HRQoL rates were comparable to the European-based KIDSCREEN norms with the exception of psychological wellbeing, which was considerably lower in this study's sample. Over time, for the total sample, there were significant changes on only one of the five dimensions (social support and peers). However, gender differences were found to be significant across three dimensions (physical wellbeing, psychological wellbeing, and autonomy and parents relations), with females reporting lower scores than males (i.e. lower HRQoL). Females' scores also declined over the three time points across two of the five HRQoL dimensions (social support and peers, and school environment), indicating reductions in HRQoL over time. Age differences were found across all but one dimension (autonomy and parents relations).
Although statistically significant, the changes in HRQoL may not be clinically significant, as the effect sizes were small and therefore those changes would not be readily noticeable. Those changes, however, suggest that, while HRQoL is predominantly stable over time, fluctuations and declines, such as those found for females, may be early indicators of physical and psychological vulnerabilities. If such vulnerabilities are detected timely; they may be addressed with preventative measures or appropriate interventions.
青春期是一个以身体、心理和社会变化为特征的重要发育阶段。虽然青少年通常被认为是健康的,但这一发育阶段也伴随着一些风险因素的出现,这些因素可能会对他们的幸福产生长期影响。本研究的目的是在三年时间内,对一组中学年龄的青少年样本进行健康相关生活质量(HRQoL)评估,并探讨可能存在的性别和年龄差异。
来自新南威尔士州六所高中的澳大利亚青少年(n = 403,基线年龄为12 - 15岁)在三个时间点完成了儿童生活质量量表(KIDSCREEN - 27)问卷调查。KIDSCREEN - 27量表测量五个HRQoL领域(身体健康、心理健康、自主性与亲子关系、社会支持与同伴关系、学校环境)。采用混合组内 - 组间方差分析来研究HRQoL随时间以及年龄和性别的变化。
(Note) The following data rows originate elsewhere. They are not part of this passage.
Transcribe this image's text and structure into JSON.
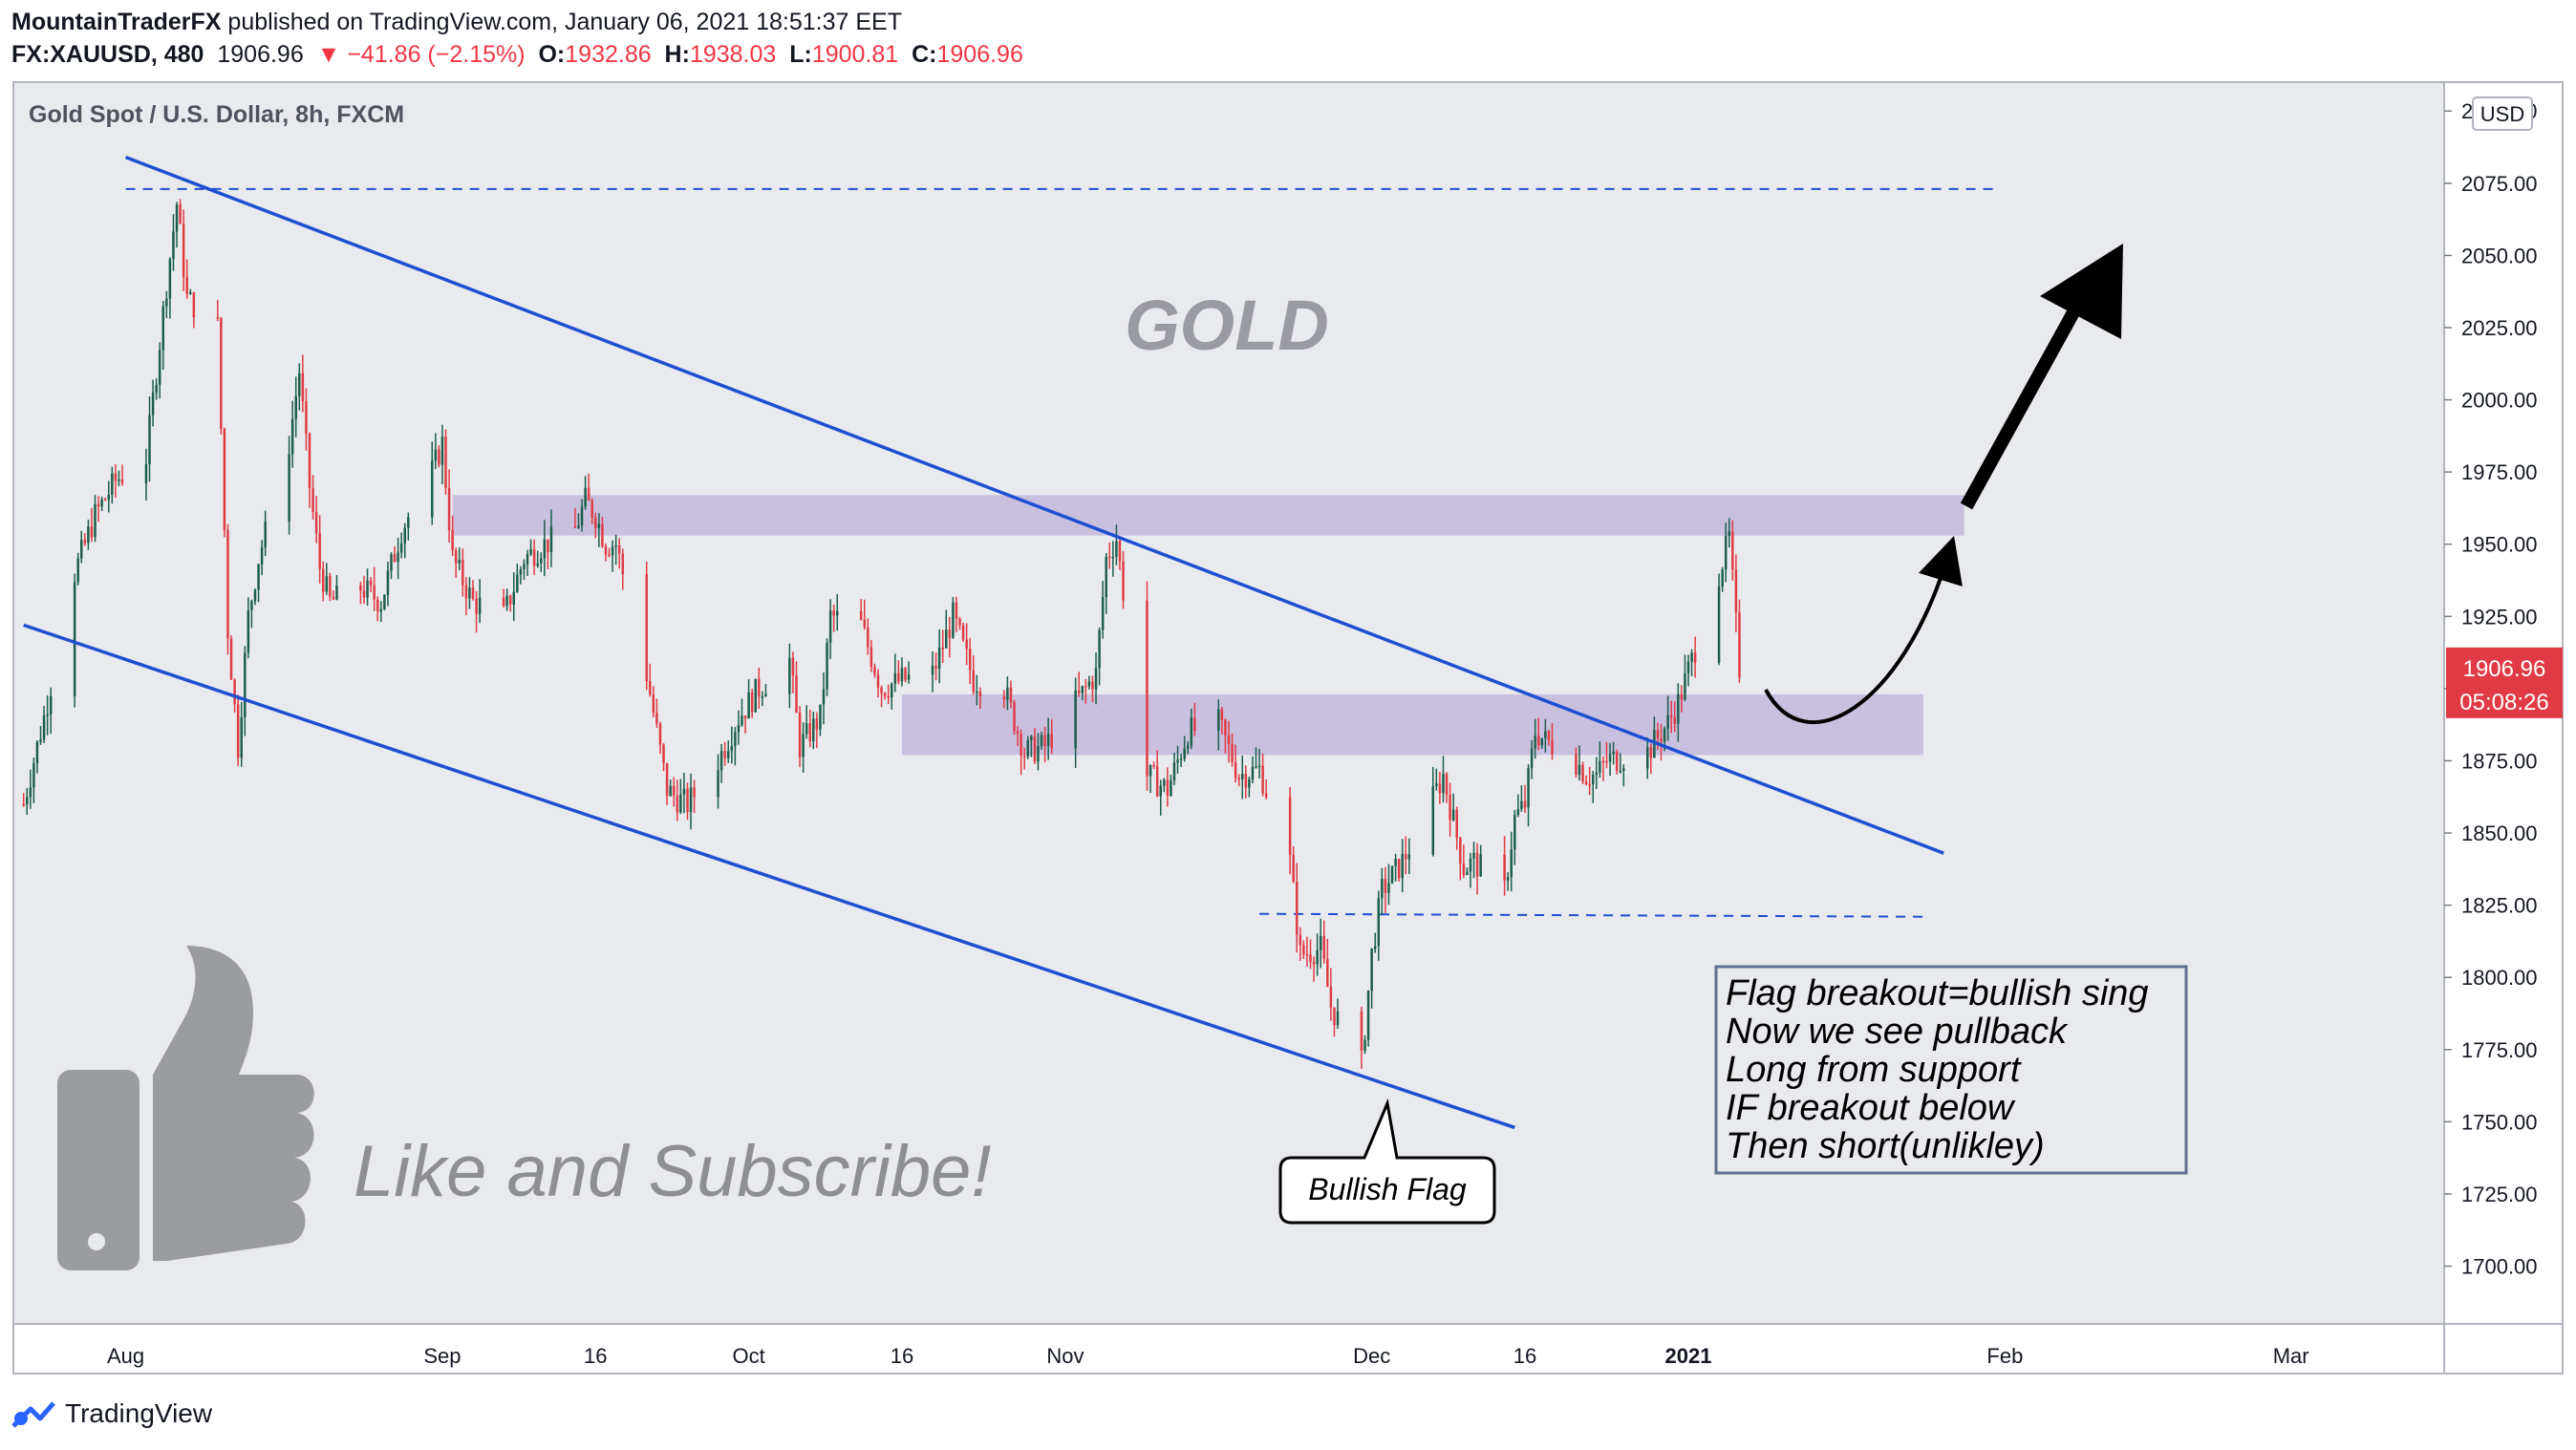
{
  "header": {
    "author": "MountainTraderFX",
    "published_text": "published on TradingView.com, January 06, 2021 18:51:37 EET"
  },
  "quote": {
    "symbol": "FX:XAUUSD, 480",
    "last": "1906.96",
    "change": "▼ −41.86 (−2.15%)",
    "o_label": "O:",
    "o": "1932.86",
    "h_label": "H:",
    "h": "1938.03",
    "l_label": "L:",
    "l": "1900.81",
    "c_label": "C:",
    "c": "1906.96"
  },
  "footer": {
    "brand": "TradingView"
  },
  "colors": {
    "up": "#1b5e4a",
    "down": "#e03b44",
    "channel": "#1f4fd1",
    "zone": "#b4a3d6",
    "background": "#e9eaee"
  },
  "chart_data": {
    "type": "candlestick",
    "title": "Gold Spot / U.S. Dollar, 8h, FXCM",
    "watermark": "GOLD",
    "currency": "USD",
    "ylim": [
      1680,
      2110
    ],
    "y_ticks": [
      "2100.00",
      "2075.00",
      "2050.00",
      "2025.00",
      "2000.00",
      "1975.00",
      "1950.00",
      "1925.00",
      "1900.00",
      "1875.00",
      "1850.00",
      "1825.00",
      "1800.00",
      "1775.00",
      "1750.00",
      "1725.00",
      "1700.00"
    ],
    "x_ticks": [
      {
        "label": "Aug",
        "date": "2020-08-01"
      },
      {
        "label": "Sep",
        "date": "2020-09-01"
      },
      {
        "label": "16",
        "date": "2020-09-16"
      },
      {
        "label": "Oct",
        "date": "2020-10-01"
      },
      {
        "label": "16",
        "date": "2020-10-16"
      },
      {
        "label": "Nov",
        "date": "2020-11-01"
      },
      {
        "label": "Dec",
        "date": "2020-12-01"
      },
      {
        "label": "16",
        "date": "2020-12-16"
      },
      {
        "label": "2021",
        "date": "2021-01-01"
      },
      {
        "label": "Feb",
        "date": "2021-02-01"
      },
      {
        "label": "Mar",
        "date": "2021-03-01"
      }
    ],
    "price_path": [
      [
        "2020-07-22",
        1860
      ],
      [
        "2020-07-24",
        1890
      ],
      [
        "2020-07-27",
        1940
      ],
      [
        "2020-07-29",
        1960
      ],
      [
        "2020-07-31",
        1972
      ],
      [
        "2020-08-03",
        1980
      ],
      [
        "2020-08-05",
        2040
      ],
      [
        "2020-08-06",
        2068
      ],
      [
        "2020-08-07",
        2035
      ],
      [
        "2020-08-10",
        2025
      ],
      [
        "2020-08-11",
        1920
      ],
      [
        "2020-08-12",
        1880
      ],
      [
        "2020-08-13",
        1925
      ],
      [
        "2020-08-14",
        1945
      ],
      [
        "2020-08-17",
        1985
      ],
      [
        "2020-08-18",
        2010
      ],
      [
        "2020-08-19",
        1970
      ],
      [
        "2020-08-20",
        1942
      ],
      [
        "2020-08-21",
        1930
      ],
      [
        "2020-08-24",
        1935
      ],
      [
        "2020-08-26",
        1930
      ],
      [
        "2020-08-28",
        1955
      ],
      [
        "2020-08-31",
        1975
      ],
      [
        "2020-09-01",
        1985
      ],
      [
        "2020-09-02",
        1945
      ],
      [
        "2020-09-04",
        1930
      ],
      [
        "2020-09-07",
        1925
      ],
      [
        "2020-09-09",
        1945
      ],
      [
        "2020-09-11",
        1950
      ],
      [
        "2020-09-14",
        1955
      ],
      [
        "2020-09-15",
        1965
      ],
      [
        "2020-09-16",
        1960
      ],
      [
        "2020-09-17",
        1950
      ],
      [
        "2020-09-18",
        1950
      ],
      [
        "2020-09-21",
        1905
      ],
      [
        "2020-09-23",
        1865
      ],
      [
        "2020-09-24",
        1862
      ],
      [
        "2020-09-25",
        1860
      ],
      [
        "2020-09-28",
        1875
      ],
      [
        "2020-09-30",
        1890
      ],
      [
        "2020-10-02",
        1900
      ],
      [
        "2020-10-05",
        1910
      ],
      [
        "2020-10-06",
        1880
      ],
      [
        "2020-10-08",
        1890
      ],
      [
        "2020-10-09",
        1925
      ],
      [
        "2020-10-12",
        1922
      ],
      [
        "2020-10-14",
        1900
      ],
      [
        "2020-10-16",
        1903
      ],
      [
        "2020-10-19",
        1905
      ],
      [
        "2020-10-21",
        1925
      ],
      [
        "2020-10-23",
        1903
      ],
      [
        "2020-10-26",
        1900
      ],
      [
        "2020-10-28",
        1878
      ],
      [
        "2020-10-30",
        1880
      ],
      [
        "2020-11-02",
        1895
      ],
      [
        "2020-11-04",
        1905
      ],
      [
        "2020-11-05",
        1945
      ],
      [
        "2020-11-06",
        1952
      ],
      [
        "2020-11-09",
        1870
      ],
      [
        "2020-11-11",
        1865
      ],
      [
        "2020-11-13",
        1885
      ],
      [
        "2020-11-16",
        1888
      ],
      [
        "2020-11-18",
        1870
      ],
      [
        "2020-11-20",
        1872
      ],
      [
        "2020-11-23",
        1840
      ],
      [
        "2020-11-24",
        1808
      ],
      [
        "2020-11-26",
        1810
      ],
      [
        "2020-11-27",
        1790
      ],
      [
        "2020-11-30",
        1770
      ],
      [
        "2020-12-01",
        1808
      ],
      [
        "2020-12-02",
        1830
      ],
      [
        "2020-12-04",
        1840
      ],
      [
        "2020-12-07",
        1862
      ],
      [
        "2020-12-08",
        1870
      ],
      [
        "2020-12-10",
        1838
      ],
      [
        "2020-12-11",
        1840
      ],
      [
        "2020-12-14",
        1830
      ],
      [
        "2020-12-15",
        1855
      ],
      [
        "2020-12-16",
        1860
      ],
      [
        "2020-12-17",
        1885
      ],
      [
        "2020-12-18",
        1882
      ],
      [
        "2020-12-21",
        1875
      ],
      [
        "2020-12-22",
        1870
      ],
      [
        "2020-12-23",
        1870
      ],
      [
        "2020-12-24",
        1875
      ],
      [
        "2020-12-28",
        1878
      ],
      [
        "2020-12-30",
        1888
      ],
      [
        "2020-12-31",
        1895
      ],
      [
        "2021-01-04",
        1940
      ],
      [
        "2021-01-05",
        1952
      ],
      [
        "2021-01-06",
        1906.96
      ]
    ],
    "last_price": "1906.96",
    "countdown": "05:08:26",
    "resistance_line": 2073,
    "support_line": 1822,
    "zones": [
      {
        "from": "2020-09-02",
        "to": "2021-01-28",
        "low": 1953,
        "high": 1967
      },
      {
        "from": "2020-10-16",
        "to": "2021-01-24",
        "low": 1877,
        "high": 1898
      }
    ],
    "channel": {
      "upper": [
        [
          "2020-08-01",
          2084
        ],
        [
          "2021-01-26",
          1843
        ]
      ],
      "lower": [
        [
          "2020-07-22",
          1922
        ],
        [
          "2020-12-15",
          1748
        ]
      ]
    },
    "annotations": {
      "bullish_flag": "Bullish Flag",
      "like_subscribe": "Like and Subscribe!",
      "note_lines": [
        "Flag breakout=bullish sing",
        "Now we see pullback",
        "Long from support",
        "IF breakout below",
        "Then short(unlikley)"
      ]
    }
  }
}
除心理健康外,HRQoL评分与基于欧洲的KIDSCREEN常模相当,本研究样本中的心理健康评分显著较低。随着时间推移,对于整个样本,五个维度中只有一个维度(社会支持与同伴关系)有显著变化。然而,在三个维度(身体健康、心理健康、自主性与亲子关系)上发现了显著的性别差异,女性得分低于男性(即HRQoL较低)。在五个HRQoL维度中的两个维度(社会支持与同伴关系、学校环境)上,女性的得分在三个时间点上也有所下降,表明随着时间推移HRQoL降低。除了一个维度(自主性与亲子关系)外,在所有其他维度上均发现了年龄差异。
尽管HRQoL的变化在统计学上具有显著性,但可能在临床上并不显著,因为效应量较小,因此这些变化不太容易被注意到。然而,这些变化表明,虽然HRQoL在一段时间内主要是稳定的,但波动和下降,如女性中发现的情况,可能是身体和心理脆弱性的早期指标。如果能及时发现这些脆弱性,就可以采取预防措施或适当干预来解决。